La sale guerre américaine à Falloujah
- 15 janv. 2021
- Par Sofiene Boumaza
- Édition : Le monde de la BD
Editions Steinkis, 126p. noir et blanc.
La documentation sur les crimes de guerre américains en Irak s'accumule année après année et on reste surpris chaque fois de voir, vingt ans après, comme on s'est habitué à l'indicible. La grande force de la BD est de poser des images sur les évènements, à la croisée exacte entre le documentaire vidéo et l'enquête journalistique. La vision du dessinateur est par définition personnelle et graphique. Le propos du scénariste est lui tout à fait documentaire, presque autobiographique puisque Feurat Alani reprend dans cet impressionnant ouvrage la technique du vétéran du journalisme BD rugueux, l'américain Joe Sacco.
Bien plus graphiques et didactiques que ce dernier, les auteurs de Falloujah nous racontent le retour du jeune étudiant Feurat Alani dans sa ville de Falloujah, là où réside la famille de son père, là où il a passé une partie de son enfance. C'était avant la première guerre d'Irak, avant Daesh, avant les crimes de guerre, les empoisonnements, les bébés sans bras, avant que ceux qu'il connaissait changent de visage, condamnés à la violence, à la guerre et à la haine.
"Les Etats-unis ont lâché des centaines de tonnes de missiles dur Falloujah. Il y avait des explosions étranges, des couleurs improbables. Les gens disent que c'était du phosphore blanc, une arme chimique."

La particularité de cet album, outre les très belles planches permettant des visions graphiques dantesques ou poétiques, est l'implication du journaliste Feurat Alani. Moins exigeant que son confrère Sacco il tente de croiser les témoignages irakiens et ceux de vétérans de l'armée américaine ayant participé à cette bataille. On pourra lui reprocher de peu questionner ces témoignages, faisant de son ouvrage un reportage à charge. Etant donnée la gravité des évènements et la quantité de preuves de crimes de guerre de la part de l'armée américaine on lui pardonnera de ne pas être tatillon sur la nature exacte des produits déversés sur Falloujah. Notamment sur le récit du très controversé professeur Christopher Busby concernant l'utilisation d'uranium appauvri dans les bombardements américains. Les guerres de l'Empire ont été suffisamment documentées sur le peu de scrupule du Pentagone à expérimenter sur des populations civiles ou des combattants des armes expérimentales ou interdites pour qu'on imagine très probable ce type d'usage à Falloujah. La guerre médiatique des armées mets toujours face à face des témoignages journalistiques difficiles en zones de guerres avec des rapports scientifiques censément exhaustifs. Les faits sur place n'en restent pas moins terribles...

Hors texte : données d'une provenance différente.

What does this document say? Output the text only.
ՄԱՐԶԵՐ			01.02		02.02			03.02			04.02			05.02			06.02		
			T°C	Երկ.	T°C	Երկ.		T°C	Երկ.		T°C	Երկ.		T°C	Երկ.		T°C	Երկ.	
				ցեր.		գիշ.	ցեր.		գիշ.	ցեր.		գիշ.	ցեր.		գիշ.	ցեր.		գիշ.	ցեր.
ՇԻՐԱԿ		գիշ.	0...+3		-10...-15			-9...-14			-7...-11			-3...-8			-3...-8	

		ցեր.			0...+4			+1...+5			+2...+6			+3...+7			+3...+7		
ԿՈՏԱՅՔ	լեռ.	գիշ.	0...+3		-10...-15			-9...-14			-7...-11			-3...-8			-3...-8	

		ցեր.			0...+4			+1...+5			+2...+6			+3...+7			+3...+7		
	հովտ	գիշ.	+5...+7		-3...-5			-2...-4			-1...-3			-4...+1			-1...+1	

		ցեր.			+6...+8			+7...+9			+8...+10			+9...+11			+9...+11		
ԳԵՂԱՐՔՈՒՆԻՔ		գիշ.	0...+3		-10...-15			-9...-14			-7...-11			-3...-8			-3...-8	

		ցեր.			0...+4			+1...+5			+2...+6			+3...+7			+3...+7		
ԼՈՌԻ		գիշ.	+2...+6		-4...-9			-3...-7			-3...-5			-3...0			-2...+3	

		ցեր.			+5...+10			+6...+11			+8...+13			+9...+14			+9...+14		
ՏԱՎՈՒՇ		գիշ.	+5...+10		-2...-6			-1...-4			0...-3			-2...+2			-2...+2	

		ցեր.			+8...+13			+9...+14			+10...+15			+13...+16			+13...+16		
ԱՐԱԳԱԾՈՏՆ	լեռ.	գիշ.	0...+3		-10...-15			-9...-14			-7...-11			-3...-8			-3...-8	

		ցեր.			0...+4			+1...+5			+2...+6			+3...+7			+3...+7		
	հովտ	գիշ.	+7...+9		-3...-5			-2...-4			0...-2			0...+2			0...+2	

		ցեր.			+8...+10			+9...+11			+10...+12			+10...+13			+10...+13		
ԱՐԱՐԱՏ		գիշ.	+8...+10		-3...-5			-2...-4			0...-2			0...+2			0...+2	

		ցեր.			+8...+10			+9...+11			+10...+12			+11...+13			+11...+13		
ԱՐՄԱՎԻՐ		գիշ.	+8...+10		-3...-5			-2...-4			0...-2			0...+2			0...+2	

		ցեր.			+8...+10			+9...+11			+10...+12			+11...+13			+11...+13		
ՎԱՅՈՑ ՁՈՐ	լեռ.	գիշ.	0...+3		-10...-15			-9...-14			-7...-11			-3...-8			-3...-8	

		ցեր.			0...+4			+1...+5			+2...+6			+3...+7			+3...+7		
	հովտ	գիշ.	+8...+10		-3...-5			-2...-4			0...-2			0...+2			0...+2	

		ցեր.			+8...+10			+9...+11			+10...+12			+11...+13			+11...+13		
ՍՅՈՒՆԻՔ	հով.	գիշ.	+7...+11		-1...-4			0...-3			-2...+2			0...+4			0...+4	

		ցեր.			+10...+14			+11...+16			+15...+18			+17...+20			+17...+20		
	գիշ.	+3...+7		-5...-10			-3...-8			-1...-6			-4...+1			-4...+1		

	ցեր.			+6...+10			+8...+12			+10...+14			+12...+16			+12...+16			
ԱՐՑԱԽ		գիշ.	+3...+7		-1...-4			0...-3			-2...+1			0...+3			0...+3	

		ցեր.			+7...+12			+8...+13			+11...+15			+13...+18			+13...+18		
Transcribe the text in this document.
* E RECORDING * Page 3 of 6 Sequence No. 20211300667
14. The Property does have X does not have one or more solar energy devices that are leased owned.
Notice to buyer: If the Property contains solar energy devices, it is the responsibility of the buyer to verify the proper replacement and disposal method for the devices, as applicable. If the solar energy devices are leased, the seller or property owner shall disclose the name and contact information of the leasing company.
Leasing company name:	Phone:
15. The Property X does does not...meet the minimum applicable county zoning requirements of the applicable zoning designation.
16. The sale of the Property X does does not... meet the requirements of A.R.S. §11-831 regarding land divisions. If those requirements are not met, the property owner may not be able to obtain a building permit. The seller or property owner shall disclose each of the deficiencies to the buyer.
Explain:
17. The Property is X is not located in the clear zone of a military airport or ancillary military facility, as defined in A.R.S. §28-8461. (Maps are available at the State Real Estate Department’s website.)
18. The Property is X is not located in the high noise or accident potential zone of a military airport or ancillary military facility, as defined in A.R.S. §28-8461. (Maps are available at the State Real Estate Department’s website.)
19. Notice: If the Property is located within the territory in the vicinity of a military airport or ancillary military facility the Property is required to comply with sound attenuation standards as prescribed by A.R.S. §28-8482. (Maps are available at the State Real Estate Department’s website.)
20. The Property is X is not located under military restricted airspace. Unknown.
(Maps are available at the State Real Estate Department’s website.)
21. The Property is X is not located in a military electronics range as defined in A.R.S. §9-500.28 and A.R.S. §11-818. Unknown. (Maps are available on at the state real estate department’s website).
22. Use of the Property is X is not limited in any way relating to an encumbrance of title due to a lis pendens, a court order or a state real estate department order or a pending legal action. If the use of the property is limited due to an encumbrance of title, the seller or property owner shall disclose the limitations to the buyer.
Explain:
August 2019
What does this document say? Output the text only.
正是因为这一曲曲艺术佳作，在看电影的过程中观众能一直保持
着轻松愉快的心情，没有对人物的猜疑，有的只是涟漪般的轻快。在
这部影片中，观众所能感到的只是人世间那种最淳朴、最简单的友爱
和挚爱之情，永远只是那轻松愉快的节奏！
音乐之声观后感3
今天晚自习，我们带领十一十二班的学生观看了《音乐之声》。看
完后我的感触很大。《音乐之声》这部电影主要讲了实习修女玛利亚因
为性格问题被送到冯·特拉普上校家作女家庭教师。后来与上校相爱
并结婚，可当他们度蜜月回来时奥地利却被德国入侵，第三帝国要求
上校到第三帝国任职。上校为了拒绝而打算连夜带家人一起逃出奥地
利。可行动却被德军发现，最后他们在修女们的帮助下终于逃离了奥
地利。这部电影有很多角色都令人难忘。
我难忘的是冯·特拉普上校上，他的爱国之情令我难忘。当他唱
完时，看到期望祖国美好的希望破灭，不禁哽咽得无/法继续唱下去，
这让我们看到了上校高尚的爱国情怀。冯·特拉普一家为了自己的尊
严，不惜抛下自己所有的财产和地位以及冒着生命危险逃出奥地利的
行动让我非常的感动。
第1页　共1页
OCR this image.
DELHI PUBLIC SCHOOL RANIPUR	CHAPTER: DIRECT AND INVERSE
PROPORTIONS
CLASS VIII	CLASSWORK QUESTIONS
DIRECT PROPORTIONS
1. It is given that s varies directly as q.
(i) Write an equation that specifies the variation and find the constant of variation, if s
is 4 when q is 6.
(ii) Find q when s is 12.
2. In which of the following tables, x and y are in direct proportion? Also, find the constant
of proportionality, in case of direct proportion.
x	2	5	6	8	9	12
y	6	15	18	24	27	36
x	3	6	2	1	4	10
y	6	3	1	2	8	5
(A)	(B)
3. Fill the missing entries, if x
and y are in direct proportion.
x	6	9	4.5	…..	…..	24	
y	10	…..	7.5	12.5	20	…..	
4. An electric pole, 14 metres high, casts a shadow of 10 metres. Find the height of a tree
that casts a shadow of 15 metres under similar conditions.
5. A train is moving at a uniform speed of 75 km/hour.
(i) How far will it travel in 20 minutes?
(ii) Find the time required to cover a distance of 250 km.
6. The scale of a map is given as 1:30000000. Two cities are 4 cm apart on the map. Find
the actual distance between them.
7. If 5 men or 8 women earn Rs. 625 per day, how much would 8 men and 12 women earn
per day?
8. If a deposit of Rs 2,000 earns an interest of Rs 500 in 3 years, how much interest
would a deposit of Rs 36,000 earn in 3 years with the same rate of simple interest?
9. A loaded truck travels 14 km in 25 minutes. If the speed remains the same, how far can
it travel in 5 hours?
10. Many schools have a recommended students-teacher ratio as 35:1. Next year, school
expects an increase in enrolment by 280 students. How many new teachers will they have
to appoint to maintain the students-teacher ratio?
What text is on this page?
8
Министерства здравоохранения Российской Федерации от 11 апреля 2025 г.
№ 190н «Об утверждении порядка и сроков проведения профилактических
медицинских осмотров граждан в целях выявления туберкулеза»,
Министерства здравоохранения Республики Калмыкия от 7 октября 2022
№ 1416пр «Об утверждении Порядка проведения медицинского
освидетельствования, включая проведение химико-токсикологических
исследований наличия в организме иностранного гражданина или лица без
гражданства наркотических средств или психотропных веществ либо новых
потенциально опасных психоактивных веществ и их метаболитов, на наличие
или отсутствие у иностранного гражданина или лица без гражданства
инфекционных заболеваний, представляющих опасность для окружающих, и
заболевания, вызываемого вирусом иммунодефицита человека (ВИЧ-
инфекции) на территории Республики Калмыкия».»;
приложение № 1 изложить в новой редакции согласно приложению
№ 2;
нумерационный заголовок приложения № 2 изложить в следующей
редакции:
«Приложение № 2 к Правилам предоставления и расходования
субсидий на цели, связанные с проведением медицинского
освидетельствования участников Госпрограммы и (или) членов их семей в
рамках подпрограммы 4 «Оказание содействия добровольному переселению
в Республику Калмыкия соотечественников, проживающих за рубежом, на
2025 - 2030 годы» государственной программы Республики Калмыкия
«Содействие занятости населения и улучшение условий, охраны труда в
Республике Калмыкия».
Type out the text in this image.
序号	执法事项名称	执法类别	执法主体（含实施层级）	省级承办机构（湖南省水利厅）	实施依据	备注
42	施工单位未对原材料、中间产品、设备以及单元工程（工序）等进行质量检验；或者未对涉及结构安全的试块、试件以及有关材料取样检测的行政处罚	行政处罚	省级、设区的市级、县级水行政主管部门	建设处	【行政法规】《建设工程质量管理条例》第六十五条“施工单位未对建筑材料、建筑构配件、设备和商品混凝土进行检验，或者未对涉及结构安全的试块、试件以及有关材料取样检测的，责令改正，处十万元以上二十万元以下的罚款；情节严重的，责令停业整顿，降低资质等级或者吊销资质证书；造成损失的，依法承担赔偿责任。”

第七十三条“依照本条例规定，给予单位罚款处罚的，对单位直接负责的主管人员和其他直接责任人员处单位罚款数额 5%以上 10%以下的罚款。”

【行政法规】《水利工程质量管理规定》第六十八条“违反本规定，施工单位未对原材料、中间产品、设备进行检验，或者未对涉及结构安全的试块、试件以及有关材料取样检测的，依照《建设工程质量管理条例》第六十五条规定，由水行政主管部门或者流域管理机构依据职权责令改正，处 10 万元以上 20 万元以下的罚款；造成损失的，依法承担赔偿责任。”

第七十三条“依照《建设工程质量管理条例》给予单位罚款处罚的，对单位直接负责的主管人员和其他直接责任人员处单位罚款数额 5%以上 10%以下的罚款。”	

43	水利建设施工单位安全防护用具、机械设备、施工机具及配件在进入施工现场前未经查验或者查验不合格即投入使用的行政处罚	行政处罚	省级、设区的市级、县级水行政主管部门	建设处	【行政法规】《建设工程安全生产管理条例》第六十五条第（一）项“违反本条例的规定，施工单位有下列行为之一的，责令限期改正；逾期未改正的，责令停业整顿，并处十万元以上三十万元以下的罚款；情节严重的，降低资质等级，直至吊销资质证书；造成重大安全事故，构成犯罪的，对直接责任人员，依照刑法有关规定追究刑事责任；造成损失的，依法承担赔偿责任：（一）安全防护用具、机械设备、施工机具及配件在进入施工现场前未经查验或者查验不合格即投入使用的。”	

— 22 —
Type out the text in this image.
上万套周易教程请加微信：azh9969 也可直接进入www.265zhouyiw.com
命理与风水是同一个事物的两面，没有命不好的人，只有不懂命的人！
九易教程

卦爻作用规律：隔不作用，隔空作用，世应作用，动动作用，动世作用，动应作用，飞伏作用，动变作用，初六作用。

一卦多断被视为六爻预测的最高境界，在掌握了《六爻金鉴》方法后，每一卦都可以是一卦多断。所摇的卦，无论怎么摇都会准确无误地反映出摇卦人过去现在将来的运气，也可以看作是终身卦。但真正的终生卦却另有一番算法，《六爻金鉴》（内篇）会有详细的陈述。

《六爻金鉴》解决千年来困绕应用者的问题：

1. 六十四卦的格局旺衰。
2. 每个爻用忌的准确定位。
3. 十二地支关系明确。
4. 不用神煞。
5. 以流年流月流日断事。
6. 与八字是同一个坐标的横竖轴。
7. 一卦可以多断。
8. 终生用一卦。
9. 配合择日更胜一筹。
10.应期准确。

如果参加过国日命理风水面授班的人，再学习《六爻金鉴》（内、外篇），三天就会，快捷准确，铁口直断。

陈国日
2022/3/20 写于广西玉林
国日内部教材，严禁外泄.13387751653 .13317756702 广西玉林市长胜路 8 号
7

"Le bébé souffre de malformations qui rappellent celles de Falloujah"

La quantité de sujets abordés dans cet album est très importante et en seulement cent pages les auteurs ont l'intelligence de ne pas approfondir chaque élément mais plutôt de les mettre en relation, laissant au lecteur la tache de poursuivre ou d'approfondir sa connaissance du sujet. Il ressort de cette lecture un tableau glaçant d'une réalité bien lointaine et d'images que l'on a du mal à admettre. Devant ces témoignages l'on ne comprend pas comment de tels scandales ne sont pas plus visibles, arrivent à être étouffés, gardés sous contrôle, sans doute par excès de modération d'une classe médiatique trop effrayée de rejoindre les voix des oppositions altermondialistes en ne disant que la simple réalité. Celle d'un empire américain qui fait bien peu de cas des vies humaines, qu'il soit Démocrate ou Républicain.